Note1 This method is fine but not best.

If I award 60% of 430 and 40% of 400 then I must add .6 to the 430 frequency and .4 to the 400 frequency and then matchpoint with a frequency table containing these fractions. eg

9 results (English scoring; 2 for a win)

How David does it:
Apply Neuberg to 8 results

score frq mps .
460 1 15.875 The weighted score gets
430 3 11.375 60% of 11.375 = 6.825 plus
420 3 4.625 40% of 0.125 = 0.05
400 1 0.125 Award = 6.875

How it should be done:

score frq mps .
460 1 16 The weighted score gets
430 3.6 11.4 60% of 11.4 = 6.84 plus
420 3 4.8 40% of 0.4 = 0.16
400 1.4 0.4 Award = 7.00

Why should it be done this way?

Because the assigned scores have meaning within the context of the results found elsewhere on the hand and should carry their weight in the computation of the frequencies and matchpoints. This method does that.

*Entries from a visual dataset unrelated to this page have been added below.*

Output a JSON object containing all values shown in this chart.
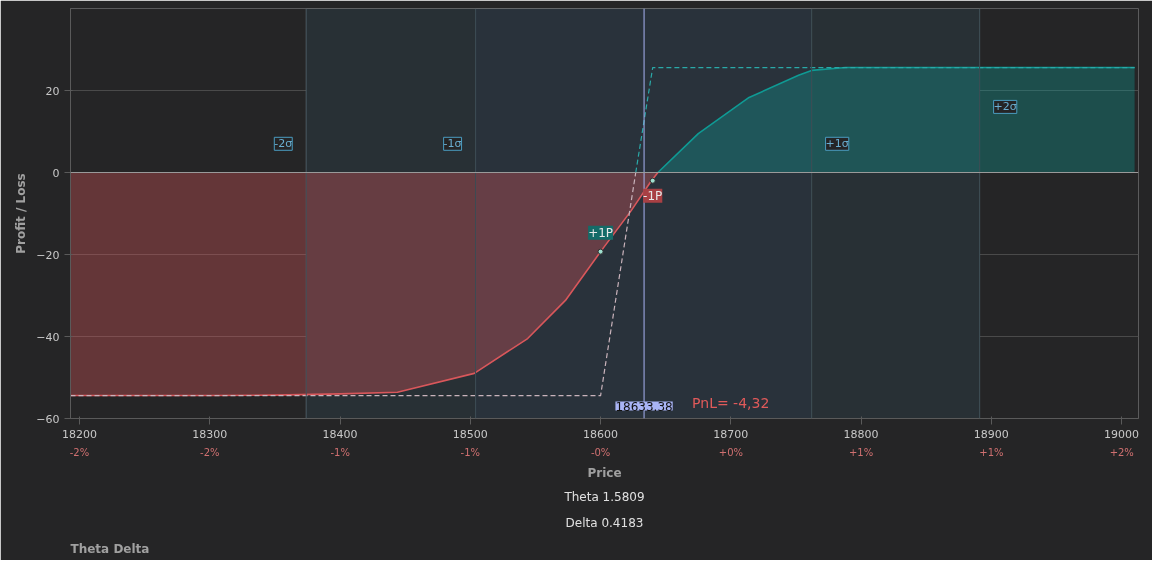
{
  "chart_data": {
    "type": "area",
    "ylabel": "Profit / Loss",
    "xlabel": "Price",
    "xlim": [
      18193,
      19013
    ],
    "ylim": [
      -60,
      40
    ],
    "xticks": [
      18200,
      18300,
      18400,
      18500,
      18600,
      18700,
      18800,
      18900,
      19000
    ],
    "x2lim": [
      -2.363,
      2.037
    ],
    "x2ticks": [
      {
        "value": -2.326,
        "label": "-2%"
      },
      {
        "value": -1.789,
        "label": "-2%"
      },
      {
        "value": -1.252,
        "label": "-1%"
      },
      {
        "value": -0.716,
        "label": "-1%"
      },
      {
        "value": -0.179,
        "label": "-0%"
      },
      {
        "value": 0.358,
        "label": "+0%"
      },
      {
        "value": 0.894,
        "label": "+1%"
      },
      {
        "value": 1.431,
        "label": "+1%"
      },
      {
        "value": 1.968,
        "label": "+2%"
      }
    ],
    "yticks": [
      -60,
      -40,
      -20,
      0,
      20
    ],
    "grid": "y",
    "series": [
      {
        "color": "#d9575b",
        "x": [
          18193,
          18300,
          18350,
          18400,
          18444,
          18503,
          18544,
          18573,
          18600,
          18623.5,
          18639,
          18644
        ],
        "values": [
          -54.4,
          -54.4,
          -54.3,
          -54.0,
          -53.6,
          -49,
          -40.5,
          -31.2,
          -19.3,
          -9.3,
          -2,
          0
        ]
      },
      {
        "color": "#0f9a94",
        "x": [
          18644,
          18675,
          18714,
          18752,
          18762,
          18788,
          18850,
          19010
        ],
        "values": [
          0,
          9.5,
          18.3,
          23.7,
          24.9,
          25.6,
          25.6,
          25.6
        ]
      },
      {
        "type": "line",
        "line_style": "dashed",
        "color": "#c9b3bb",
        "x": [
          18193,
          18600,
          18627
        ],
        "values": [
          -54.4,
          -54.4,
          0
        ]
      },
      {
        "type": "line",
        "line_style": "dashed",
        "color": "#2aa9a8",
        "x": [
          18627,
          18640,
          19010
        ],
        "values": [
          0,
          25.6,
          25.6
        ]
      }
    ],
    "bands": [
      {
        "axis": "x",
        "from": 18374,
        "to": 18891,
        "color": "#283035"
      },
      {
        "axis": "x",
        "from": 18504,
        "to": 18762,
        "color": "#29323b"
      }
    ],
    "ref_lines": [
      {
        "axis": "x",
        "value": 18374,
        "label": "-2σ",
        "color": "#3a4a52"
      },
      {
        "axis": "x",
        "value": 18504,
        "label": "-1σ",
        "color": "#3a4a52"
      },
      {
        "axis": "x",
        "value": 18762,
        "label": "+1σ",
        "color": "#3a4a52"
      },
      {
        "axis": "x",
        "value": 18891,
        "label": "+2σ",
        "color": "#3a4a52"
      },
      {
        "axis": "x",
        "value": 18633.38,
        "label": "18633.38",
        "color": "#a9b4f5"
      },
      {
        "axis": "y",
        "value": 0,
        "color": "#9a9a9a"
      }
    ],
    "annotations": [
      {
        "text": "+1P",
        "x": 18600,
        "y": -19.3
      },
      {
        "text": "-1P",
        "x": 18640,
        "y": -2
      },
      "PnL= -4,32",
      "Theta",
      "Delta",
      "Theta 1.5809",
      "Delta 0.4183"
    ]
  }
}
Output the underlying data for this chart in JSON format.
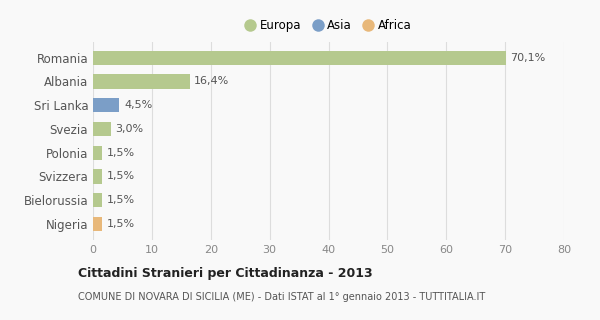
{
  "categories": [
    "Romania",
    "Albania",
    "Sri Lanka",
    "Svezia",
    "Polonia",
    "Svizzera",
    "Bielorussia",
    "Nigeria"
  ],
  "values": [
    70.1,
    16.4,
    4.5,
    3.0,
    1.5,
    1.5,
    1.5,
    1.5
  ],
  "labels": [
    "70,1%",
    "16,4%",
    "4,5%",
    "3,0%",
    "1,5%",
    "1,5%",
    "1,5%",
    "1,5%"
  ],
  "colors": [
    "#b5c98e",
    "#b5c98e",
    "#7b9ec7",
    "#b5c98e",
    "#b5c98e",
    "#b5c98e",
    "#b5c98e",
    "#e8b87a"
  ],
  "legend": [
    {
      "label": "Europa",
      "color": "#b5c98e"
    },
    {
      "label": "Asia",
      "color": "#7b9ec7"
    },
    {
      "label": "Africa",
      "color": "#e8b87a"
    }
  ],
  "xlim": [
    0,
    80
  ],
  "xticks": [
    0,
    10,
    20,
    30,
    40,
    50,
    60,
    70,
    80
  ],
  "title": "Cittadini Stranieri per Cittadinanza - 2013",
  "subtitle": "COMUNE DI NOVARA DI SICILIA (ME) - Dati ISTAT al 1° gennaio 2013 - TUTTITALIA.IT",
  "background_color": "#f9f9f9",
  "grid_color": "#dddddd",
  "bar_height": 0.6
}
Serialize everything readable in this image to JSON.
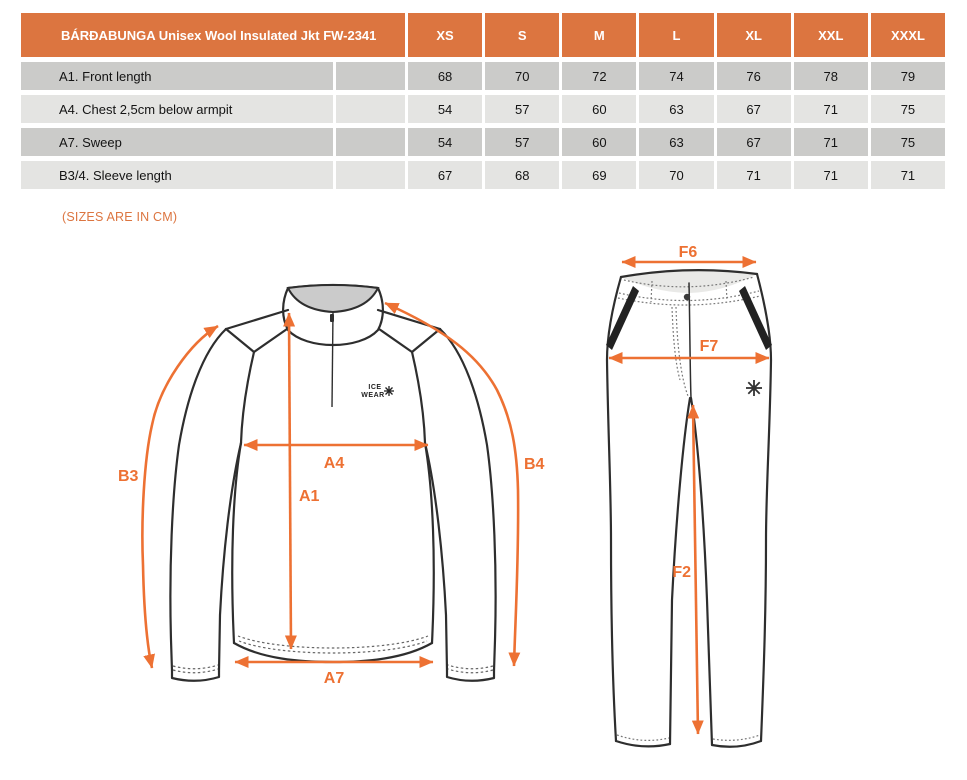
{
  "table": {
    "title": "BÁRÐABUNGA Unisex Wool Insulated Jkt FW-2341",
    "sizes": [
      "XS",
      "S",
      "M",
      "L",
      "XL",
      "XXL",
      "XXXL"
    ],
    "rows": [
      {
        "label": "A1. Front length",
        "values": [
          "68",
          "70",
          "72",
          "74",
          "76",
          "78",
          "79"
        ]
      },
      {
        "label": "A4. Chest 2,5cm below armpit",
        "values": [
          "54",
          "57",
          "60",
          "63",
          "67",
          "71",
          "75"
        ]
      },
      {
        "label": "A7. Sweep",
        "values": [
          "54",
          "57",
          "60",
          "63",
          "67",
          "71",
          "75"
        ]
      },
      {
        "label": "B3/4. Sleeve length",
        "values": [
          "67",
          "68",
          "69",
          "70",
          "71",
          "71",
          "71"
        ]
      }
    ]
  },
  "note": "(SIZES ARE IN CM)",
  "diagram": {
    "jacket": {
      "logo_line1": "ICE",
      "logo_line2": "WEAR",
      "labels": {
        "a1": "A1",
        "a4": "A4",
        "a7": "A7",
        "b3": "B3",
        "b4": "B4"
      }
    },
    "pants": {
      "labels": {
        "f2": "F2",
        "f6": "F6",
        "f7": "F7"
      }
    }
  },
  "colors": {
    "header_orange": "#DC7540",
    "arrow_orange": "#ED7133",
    "row_dark": "#CBCBC9",
    "row_light": "#E4E4E2",
    "garment_line": "#2E2E2E",
    "collar_gray": "#CBCBCB"
  }
}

My design for the new EBU scoring system will do it this way and the scorer will enter all the weights for weighted and split scores as part of the input. It also involves having separate frequency tables for NS and EW, so it is possible that on a top of 16 the total of NS and EW for any one result may not equal 16. This is not a problem as the frequencies relate either to the NS field (with its split scores) or to the EW field (with its scores). NB Herman De Wael's programs seem to do this.